The Automated Logic FDD library in the WebCTRL® system can pinpoint more than 100 proven faults in typical HVAC equipment, such as:
Leaking Heating Valves: A worn valve seat or a misadjusted actuator can cause a heating valve to “leak” hot water to the coil even when it is commanded 100% shut. This wastes heating energy and can bring on additional cooling, which wastes cooling energy. The FDD logic generates an alarm if there is a significant heat rise across a closed coil.
Failed DX stage: In a multi-stage DX (direct expansion) unit, if one cooling stage fails, the controls will bring on additional stages as needed to provide the required cooling. The user will not even be aware of the failed stage until the weather gets really hot and the unit can no longer provide sufficient cooling without that stage. Then repairing or replacing that stage becomes an emergency. The FDD logic monitors each stage as it is commanded on and generates an alarm if any one stage fails to provide cooling. Repairs can be undertaken on a routine basis, while the building is still comfortable.
Continuous Running: For a typical building, one of the most effective ways to save energy is to make zones “unoccupied” and turn equipment off at night and over weekends when no one is using the building. Unfortunately, a common problem with building automation systems is the existence of “rogue” schedules, locked points, and other overrides which unintentionally cause systems to run even when unoccupied. These problems often go unnoticed because no one is in the building at the time. The FDD logic monitors zone runtime and generates an alarm if it exceeds a certain number of hours per day. By default, the trip point is set at 23 hours, but it can easily be changed to a shorter time for zones that should only be occupied fewer hours.
A 2013 Australian Summer Study on Energy Efficiency and Decentralized Energy estimated that FDD and ongoing commissioning could reduce building energy use by 17%, and the Department of Energy estimates FDD alarming could reduce energy use by up to 15%. The State of California has taken notice: it now requires FDD alarming in the Economizer section of certain rooftop units, under the California Code of Regulations (Title 24, Part 6). This applies to newly constructed buildings and additions and alterations to existing buildings.

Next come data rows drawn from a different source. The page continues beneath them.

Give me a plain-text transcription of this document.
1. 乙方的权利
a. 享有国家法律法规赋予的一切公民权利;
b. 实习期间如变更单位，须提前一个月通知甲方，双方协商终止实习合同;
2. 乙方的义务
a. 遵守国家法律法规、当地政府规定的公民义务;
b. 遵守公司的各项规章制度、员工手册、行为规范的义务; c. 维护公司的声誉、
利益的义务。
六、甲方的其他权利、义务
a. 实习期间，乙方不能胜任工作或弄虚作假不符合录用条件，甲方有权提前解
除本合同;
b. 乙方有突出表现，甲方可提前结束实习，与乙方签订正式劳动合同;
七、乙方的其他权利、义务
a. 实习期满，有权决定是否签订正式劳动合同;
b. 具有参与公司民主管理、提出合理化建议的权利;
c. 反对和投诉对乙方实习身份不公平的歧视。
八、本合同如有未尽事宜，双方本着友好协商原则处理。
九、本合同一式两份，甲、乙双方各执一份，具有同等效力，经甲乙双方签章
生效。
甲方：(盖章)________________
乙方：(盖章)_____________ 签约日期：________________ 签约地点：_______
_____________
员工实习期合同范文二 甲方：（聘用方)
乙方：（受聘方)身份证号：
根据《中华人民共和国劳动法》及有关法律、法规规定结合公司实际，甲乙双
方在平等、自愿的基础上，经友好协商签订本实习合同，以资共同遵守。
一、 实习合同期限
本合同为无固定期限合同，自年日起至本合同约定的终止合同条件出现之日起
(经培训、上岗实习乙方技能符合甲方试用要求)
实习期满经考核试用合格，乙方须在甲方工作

For current users of the WebCTRL FDD, Justin Vogt has a suggestion… no… a plea: “Don’t disable the alarms. If the system alerts are set up properly, only the key system operators and maintenance personnel will receive the alarm. The system dials down to true, specific equipment failures, so those alarms need to be acted upon promptly. The FDD can be your best friend.”
And like a good friendship, it’s important to listen.